Qiliqiangxin (QL), a traditional Chinese medicine, was approved by China Food and Drug Administration for the treatment of heart failure in 2004 (Li et al., 2013). Our recent multicenter, randomized, double-blind, parallel-group, placebo-controlled study of the effects of QL capsules in patients with chronic heart failure shows that on a background of standard treatment, QL capsules further decreases the levels of plasma N-terminal pro-B-type natriuretic peptide (NT-proBNP) during 12 weeks of treatment (Li et al., 2013). However, the underlying mechanism is still unclear.
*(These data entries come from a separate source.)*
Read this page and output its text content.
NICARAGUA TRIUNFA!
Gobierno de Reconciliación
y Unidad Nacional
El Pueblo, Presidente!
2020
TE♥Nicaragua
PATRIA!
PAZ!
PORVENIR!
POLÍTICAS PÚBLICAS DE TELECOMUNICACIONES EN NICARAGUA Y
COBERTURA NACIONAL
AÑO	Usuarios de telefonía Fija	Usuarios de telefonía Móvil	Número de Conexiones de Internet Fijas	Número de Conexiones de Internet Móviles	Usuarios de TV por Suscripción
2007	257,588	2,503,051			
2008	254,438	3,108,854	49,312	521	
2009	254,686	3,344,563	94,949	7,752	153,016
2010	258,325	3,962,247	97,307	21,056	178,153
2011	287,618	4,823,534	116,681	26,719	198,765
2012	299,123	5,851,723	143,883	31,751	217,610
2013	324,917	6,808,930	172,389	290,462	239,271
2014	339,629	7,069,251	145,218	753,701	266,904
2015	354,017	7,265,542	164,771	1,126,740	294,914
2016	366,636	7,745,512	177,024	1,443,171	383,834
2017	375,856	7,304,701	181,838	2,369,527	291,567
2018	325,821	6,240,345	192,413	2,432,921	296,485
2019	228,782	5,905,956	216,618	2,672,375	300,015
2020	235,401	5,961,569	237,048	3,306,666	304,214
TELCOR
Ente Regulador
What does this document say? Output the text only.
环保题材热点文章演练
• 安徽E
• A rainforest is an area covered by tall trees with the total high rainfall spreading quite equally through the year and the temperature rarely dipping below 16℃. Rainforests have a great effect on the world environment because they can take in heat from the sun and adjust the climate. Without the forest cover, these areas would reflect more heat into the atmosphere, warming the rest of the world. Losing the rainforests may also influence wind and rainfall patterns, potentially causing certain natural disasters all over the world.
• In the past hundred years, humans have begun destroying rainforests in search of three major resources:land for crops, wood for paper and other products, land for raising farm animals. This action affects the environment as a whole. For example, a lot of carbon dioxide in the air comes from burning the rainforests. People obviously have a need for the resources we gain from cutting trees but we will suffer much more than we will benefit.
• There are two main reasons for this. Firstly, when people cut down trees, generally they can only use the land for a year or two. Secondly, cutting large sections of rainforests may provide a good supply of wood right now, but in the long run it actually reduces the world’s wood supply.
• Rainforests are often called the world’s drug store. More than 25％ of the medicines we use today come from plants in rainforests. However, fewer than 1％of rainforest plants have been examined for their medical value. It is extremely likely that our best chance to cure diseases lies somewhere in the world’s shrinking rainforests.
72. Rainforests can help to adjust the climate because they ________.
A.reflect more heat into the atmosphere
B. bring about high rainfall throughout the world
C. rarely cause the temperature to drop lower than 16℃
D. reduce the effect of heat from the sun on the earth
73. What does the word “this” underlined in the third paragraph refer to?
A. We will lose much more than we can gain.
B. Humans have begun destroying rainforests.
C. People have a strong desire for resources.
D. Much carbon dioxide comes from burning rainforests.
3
Recent progress in studying QL on improving exercise tolerance and patients' quality of life highlighted that QL may be through a variety of biological mechanisms to exert its beneficial effects. One possible mechanism may be the regulation of the balance between pro-inflammatory and anti-inflammatory cytokines in cardiomyocytes (Xiao et al., 2009). In addition, it may down-regulate the cardiac chymase signaling pathway and chymase-mediated AngII production (Zhao et al., 2012). Moreover, it may affect cardiomyocyte death and proliferation, leading to improved cardiac remodeling and cardiac function (Zou et al., 2012).
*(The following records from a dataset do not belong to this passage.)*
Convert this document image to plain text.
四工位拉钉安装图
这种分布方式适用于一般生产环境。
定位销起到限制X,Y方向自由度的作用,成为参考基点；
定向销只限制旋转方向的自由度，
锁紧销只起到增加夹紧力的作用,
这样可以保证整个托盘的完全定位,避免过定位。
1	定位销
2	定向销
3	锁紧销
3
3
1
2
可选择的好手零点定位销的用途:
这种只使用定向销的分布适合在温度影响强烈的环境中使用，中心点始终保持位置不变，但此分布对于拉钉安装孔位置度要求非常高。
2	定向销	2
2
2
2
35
Traditionally, the adult mammalian heart is regarded as a post-mitotic organ without any regenerative capacity (Rosenzweig, 2012). Accumulating evidence shows that cardiomyocytes in adult mammals actually retain a limited ability to proliferation (Rosenzweig, 2012). Recently, a study shows that exercise induce physiological hypertrophy featured by cardiomyocyte hypertrophy and proliferation. The cardiomyocyte proliferation is mediated by the reduction of C/EBPß and a linked increased of CBP/p300-interacting transactivator with ED-rich carboxyterminal domain 4 (CITED4) (Boström et al., 2010). Interestingly, QL has been reported to decrease C/EBPß and also increase CITED4 at 4 weeks after transverse aorta constriction induced cardiac hypertrophy, remodeling and dysfunction in mice (Zou et al., 2012). The changes of C/EBPß and CITED4 are paralleled with enhanced proliferation of cardiomyocytes (Zou et al., 2012). Moreover, our recent study also proves that Huangqi (one of the major components of QL) improves cardiac function after acute myocardial infarction in mice by regulating mTORC1 signaling pathway, which also medicates cell proliferation (Wu et al., 2013).
In conclusion, we think QL may mimic a phenotype of physiological hypertrophy and induce heart regeneration, which is beneficial for heart failure.